The Ohio State synchronized swimming team performs their routine during the Jessica  Beck Memorial Meet Feb. 1 at McCorkle Aquatic Pavilion. OSU won with 93 points. Credit: Shelby Lum / Photo editor

The Ohio State synchronized swimming team performs their routine during the Jessica Beck Memorial Meet Feb. 1 at McCorkle Aquatic Pavilion. OSU won with 93 points.
Credit: Shelby Lum / Photo editor

The pools of McCorkle Aquatic Pavilion provided a watery platform to allow fire to battle with ice.

For the first time this season and the last time at home, the Ohio State synchronized swimming team performed its routines at the Jessica Beck Memorial Saturday. Hosting Miami (Ohio), Michigan and Ohio University, OSU proved to be in a league of its own, sweeping first place in all four categories as well as first place overall with 93 points. The next closest was Michigan, who finished 46 points behind OSU.

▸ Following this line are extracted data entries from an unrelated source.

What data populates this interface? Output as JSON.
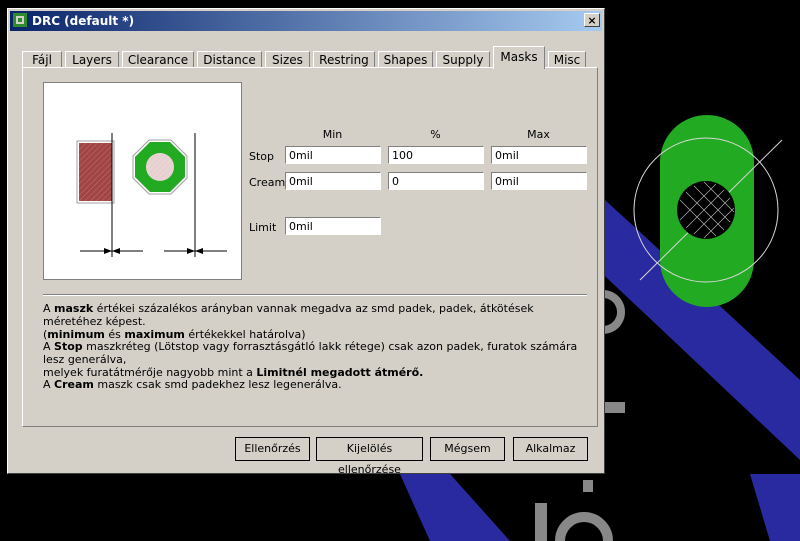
{
  "window": {
    "title": "DRC (default *)",
    "close_label": "×"
  },
  "tabs": [
    {
      "label": "Fájl",
      "active": false
    },
    {
      "label": "Layers",
      "active": false
    },
    {
      "label": "Clearance",
      "active": false
    },
    {
      "label": "Distance",
      "active": false
    },
    {
      "label": "Sizes",
      "active": false
    },
    {
      "label": "Restring",
      "active": false
    },
    {
      "label": "Shapes",
      "active": false
    },
    {
      "label": "Supply",
      "active": false
    },
    {
      "label": "Masks",
      "active": true
    },
    {
      "label": "Misc",
      "active": false
    }
  ],
  "masks": {
    "columns": {
      "min": "Min",
      "percent": "%",
      "max": "Max"
    },
    "rows": {
      "stop": {
        "label": "Stop",
        "min": "0mil",
        "percent": "100",
        "max": "0mil"
      },
      "cream": {
        "label": "Cream",
        "min": "0mil",
        "percent": "0",
        "max": "0mil"
      }
    },
    "limit": {
      "label": "Limit",
      "value": "0mil"
    }
  },
  "description": {
    "p1": {
      "a": "A ",
      "b1": "maszk",
      "c": " értékei százalékos arányban vannak megadva az smd padek, padek, átkötések méretéhez képest.",
      "d": "(",
      "b2": "minimum",
      "e": " és ",
      "b3": "maximum",
      "f": " értékekkel határolva)"
    },
    "p2": {
      "a": "A ",
      "b1": "Stop",
      "c": " maszkréteg (Lötstop vagy forrasztásgátló lakk rétege) csak azon padek, furatok számára lesz generálva,",
      "d": "melyek furatátmérője nagyobb mint a ",
      "b2": "Limitnél megadott átmérő."
    },
    "p3": {
      "a": "A ",
      "b1": "Cream",
      "c": " maszk csak smd padekhez lesz legenerálva."
    }
  },
  "buttons": {
    "check": "Ellenőrzés",
    "check_selection": "Kijelölés ellenőrzése",
    "cancel": "Mégsem",
    "apply": "Alkalmaz"
  },
  "colors": {
    "pcb_background": "#000000",
    "trace_blue": "#2a2aa0",
    "pad_green": "#22aa22",
    "smd_pad_red": "#a04040",
    "title_blue": "#0a246a"
  }
}
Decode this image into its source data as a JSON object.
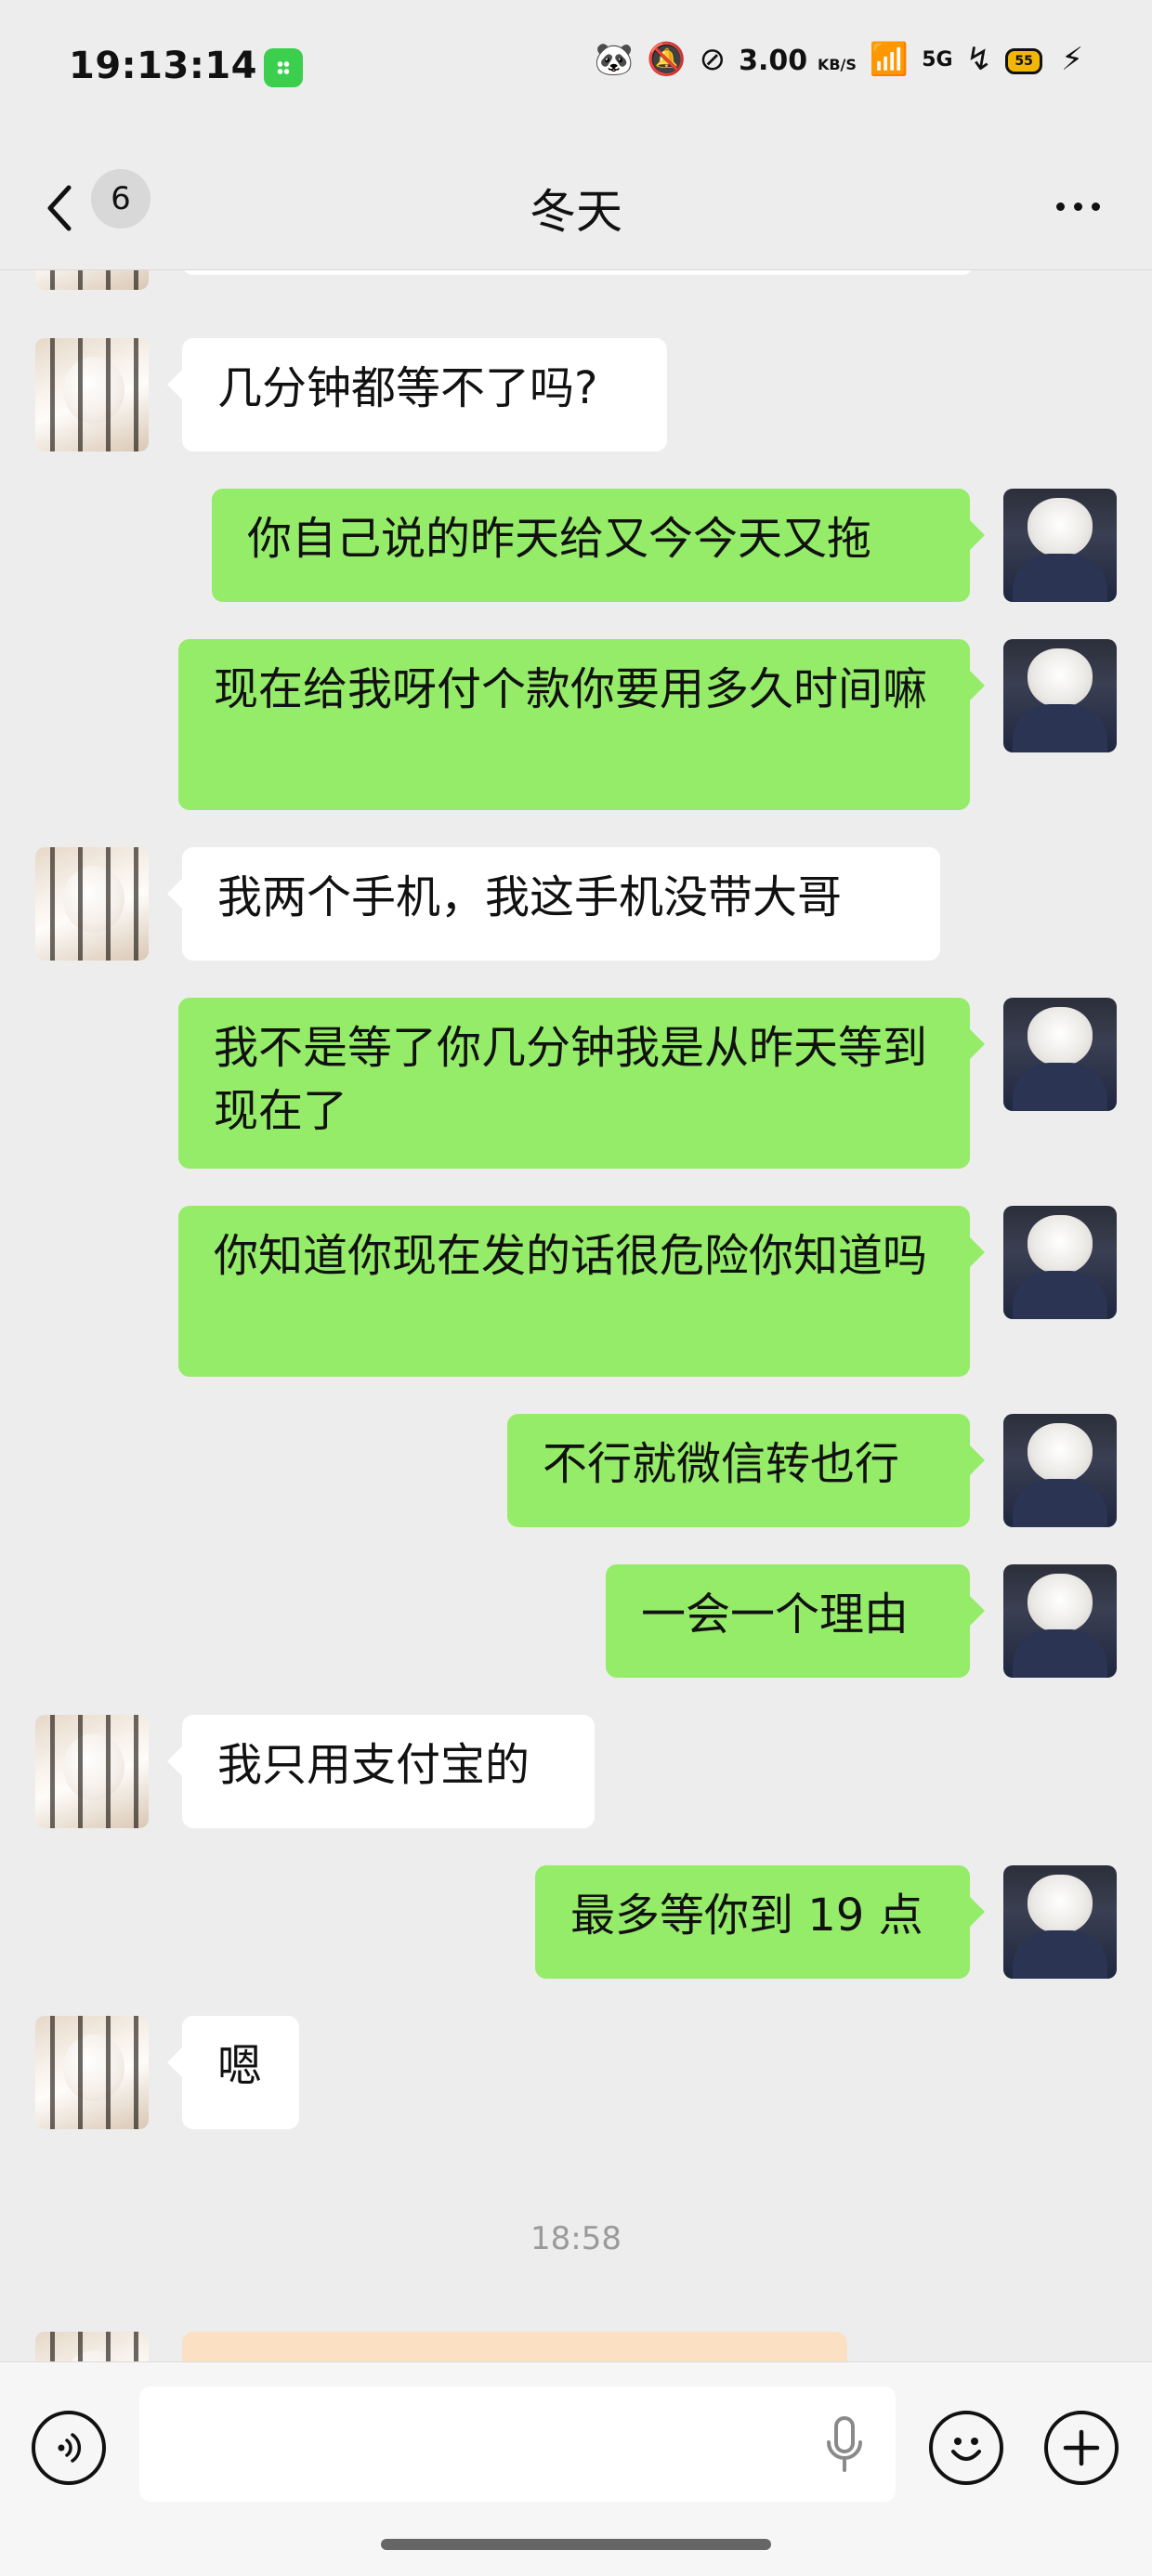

With eight swimmers apiece — the maximum number allotted for team performance — the OSU Scarlet Team and the Gray Team portrayed the two elements of temperature. Donned in red, the Gray Team’s choreography and music portrayed fire, while the Scarlet Team sported blue and took on ice.

The Scarlet Team, consisting of seniors Chelsea Aton, Yuliya Maryanko and Lauren Nicholson, juniors Katie Spada and Khadija Zanotto and freshmen Emma Baranski, Elizabeth Davidson and Lorraine Hack, placed first in the team division with a total of 88.1 points, while the Gray Team, composed of seniors Julia and Natalie Gaylard, juniors Cory Justice, Heidi Liou and Emily Muma and freshmen Alexa Aton, Jasmine Pulido and Natalie Huibregtse, took home second with a score of 84.05.

The division of OSU’s varsity synchronized swimming team into two squads is based upon skill, with those athletes more refined in technicality and execution placed in Scarlet. However, Chelsea Aton, who serves as the Scarlet Team’s captain, and Natalie Gaylord, the captain who swims on the Gray Team, agreed the sub-squads make for friendly competition.

“It’s really cool because we get to cheer each other on at practice and spur each other on every day, and I wouldn’t say there was any rivalry between us, but it is like a friendly competition, and we want to push each other and also encourage each other,” Chelsea Aton said after the meet.

Although Scarlet and Gray secured the top spots in their first performances of the routines, coach Holly Vargo-Brown named endurance as a working point for the remainder of the season.

“The routine is new, it doesn’t automatically come to you — the timing, the pattern changes, the lifts, making sure all of us are coordinated on the same effort to make sure they are super high,” Vargo-Brown said. “The Scarlet’s first lift was ‘wow’-high, super good, but it just takes time. It takes consistent practice every day next to the people around you, so it’ll come.”

OSU swimmers also took the top spots in the trio, duet and solo divisions. Davidson, Maryanko and freshman Morgan Boneberg placed first in trios with 87.15 points, Baranski and Hack won duets with a score of 84.27 and Maryanko took first in solos with 89.9 points.

Maryanko was one of seven seniors honored before the meet as part of senior night. Though the season is fresh in start and there is much time left before her final performance with the Buckeyes, Maryanko said the team’s support system is unmatched.

“Right from the first day, I felt like I had 25 sisters,” Maryanko said. “I feel like an entire unit. We don’t feel a separation between two teams. We practice together, we always support each other no matter what, and even if one team has a day off and the other has practice, the team will come and support them.”

However, the meet in itself, in memorial of former Buckeye synchronized swimmer Jessica Beck who died in her sleep Sept. 15, 2005, before her senior season, held a special place in Vargo-Brown’s heart, she said.

“She was one of my swimmers at the time,” Vargo-Brown said of Beck, who was part of the Gray Team. “What’s cool about Jessica is that she continues to remain, in her passing she has continued to remain a part of this team in spirit. It’s just really nice to have been her coach and now still coaching and having an entirely new group of people who don’t know her, have never met her, we still know that her spirit has lived on and impacted the team, which is really, really a wonderful thing to see.”

The team is set to compete next in Richmond, Va., Saturday.

Correction: A prior headline of this article had Jessica Beck’s last name misspelled.